Foreclosed properties in Hispanic neighborhoods in Tucson are among hundreds nationwide that have been subject to a “striking pattern” of housing discrimination by Bank of America, according to a complaint filed with the Department of Housing and Urban Development.
The National Fair Housing Alliance, a nonprofit agency dedicated to ending housing discrimination, has added properties in Tucson and four other cities to its amended complaint filed against Bank of America.
The fair-housing group accuses the bank of discriminatory maintenance and marketing practices for 621 properties in 18 metro areas across the U.S. The allegations follow the housing group’s investigation into the status of the bank’s real estate owned, or foreclosed, properties in minority and white neighborhoods.
Bank of America has denied the accusations.
The complaint alleges “stark racial disparities” in the bank’s maintenance of foreclosed properties, in violation of the Fair Housing Act. That means more black and Hispanic communities are littered with vacant, deteriorating homes that are less likely to have visible “for sale” signs on display, said Shanna Smith, president and CEO of the National Fair Housing Alliance.
The findings come as no surprise to Evelia Martinez, project manager of Don’t Borrow Trouble Pima County, a program of the Southwest Fair Housing Council.
“None of it surprises me, and I would venture to say this is probably something that is the rule and not the exception,” she said. “Clearly there is a pattern, and it is systemic. It cuts across all financial institutions.”
In Tucson, the group investigated 18 foreclosed homes owned by Bank of America. Fifteen were located in predominantly Hispanic neighborhoods and three in predominantly white communities. The local investigation found:
93 percent of the foreclosed properties inspected in Hispanic neighborhoods did not have a “for sale” sign on display, compared to one of the three the properties in white neighborhoods without a “for sale” sign.
73 percent of the properties in Hispanic neighborhoods had trespassing or warning signs posted, compared with one of the three homes in white neighborhoods.
More than half of the properties in Hispanic neighborhoods had broken doors or locks, while none of the foreclosures in white neighborhoods did.
40 percent of the properties in Hispanic neighborhoods had holes in the structure, while none in white neighborhoods did.
Martinez said this kind of disparity is evident when comparing foreclosures in Midvale Park and to those in Rita Ranch.
“You see the broken windows, the boarded-up windows.
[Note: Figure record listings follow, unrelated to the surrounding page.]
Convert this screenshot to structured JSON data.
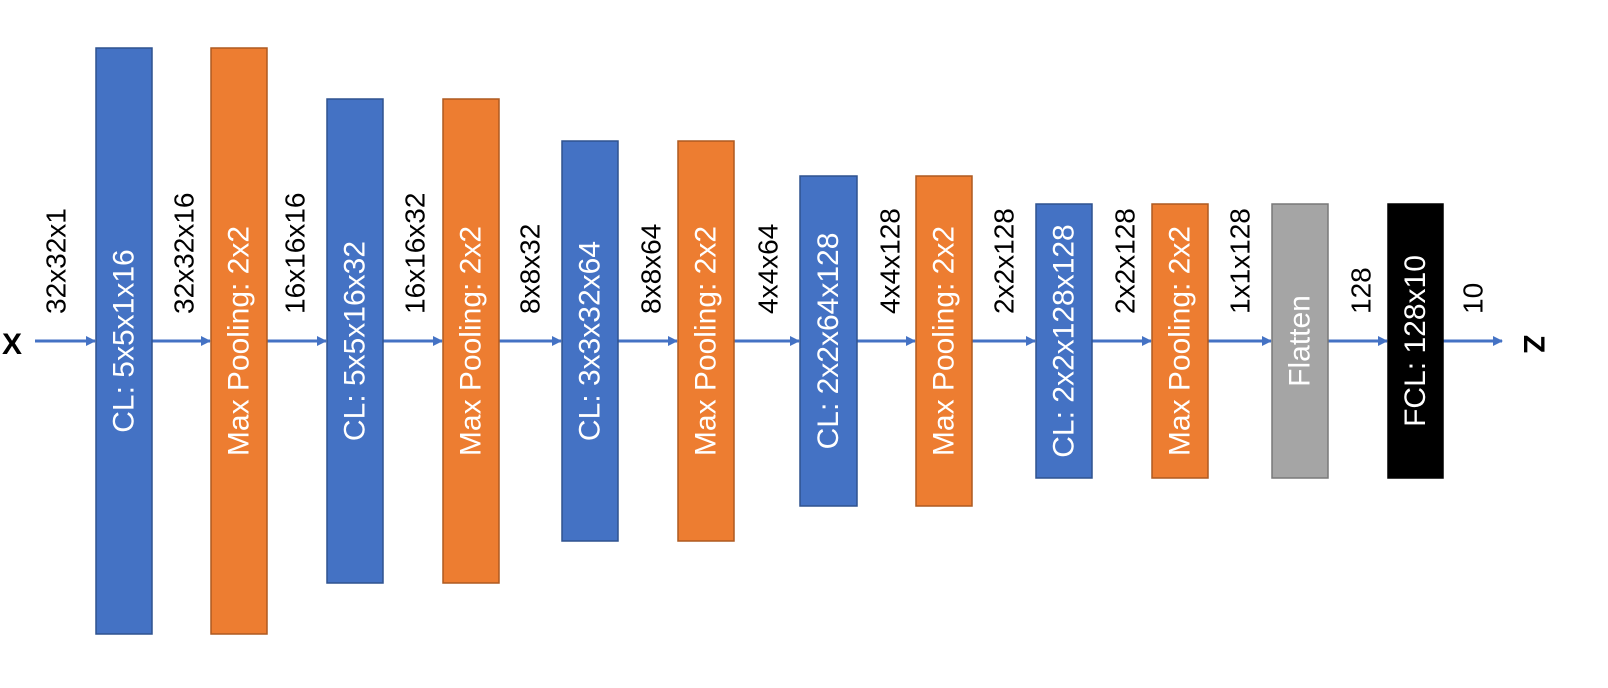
{
  "input_label": "X",
  "output_label": "Z",
  "colors": {
    "conv": "#4472C4",
    "pool": "#ED7D31",
    "flatten": "#A5A5A5",
    "fcl": "#000000",
    "arrow": "#4472C4"
  },
  "blocks": [
    {
      "type": "conv",
      "label": "CL: 5x5x1x16"
    },
    {
      "type": "pool",
      "label": "Max Pooling: 2x2"
    },
    {
      "type": "conv",
      "label": "CL: 5x5x16x32"
    },
    {
      "type": "pool",
      "label": "Max Pooling: 2x2"
    },
    {
      "type": "conv",
      "label": "CL: 3x3x32x64"
    },
    {
      "type": "pool",
      "label": "Max Pooling: 2x2"
    },
    {
      "type": "conv",
      "label": "CL: 2x2x64x128"
    },
    {
      "type": "pool",
      "label": "Max Pooling: 2x2"
    },
    {
      "type": "conv",
      "label": "CL: 2x2x128x128"
    },
    {
      "type": "pool",
      "label": "Max Pooling: 2x2"
    },
    {
      "type": "flatten",
      "label": "Flatten"
    },
    {
      "type": "fcl",
      "label": "FCL: 128x10"
    }
  ],
  "dims": [
    "32x32x1",
    "32x32x16",
    "16x16x16",
    "16x16x32",
    "8x8x32",
    "8x8x64",
    "4x4x64",
    "4x4x128",
    "2x2x128",
    "2x2x128",
    "1x1x128",
    "128",
    "10"
  ]
}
You see the dead grass, the chipping paint, the (broken) mailboxes,” she said. “Then you go drive at Rita Ranch and you’re not going to find a house that looks like that.”
Mold, graffiti, damaged roofs, broken gutters, holes in the structure and broken windows were among the maintenance issues identified, and the problems disproportionately affected minority neighborhoods, the complaint said.
In one foreclosed Las Vegas home in a minority neighborhood, housing advocates found a decaying dog carcass in the backyard.
These disparities reinforce negative stereotypes, undermine disproportionately low property values in minority communities and perpetuate residential segregation, Janell Byrd-Chichester, a Washington, D.C., lawyer representing the complainants, said in a Wednesday media conference call.
“This discriminatory treatment results in real harm,” she said. “It exacerbates what we already have as a gross disparity between the wealth of whites and African-Americans and Latinos in this country.”
The National Fair Housing Alliance filed a similar complaint against Wells Fargo in 2012 for housing discrimination and that elicited proactive actions from the lender, while Bank of America has been unresponsive since the initial complaint was filed last year, Smith, of the National Fair Housing Alliance, said in the conference call.
“It’s time for the neighborhood organizations, the cities, the churches, the civil-rights groups to speak out and say: ‘Enough is enough, Bank of America. You need to respect our neighborhoods and take care of these properties,’ ” Smith said.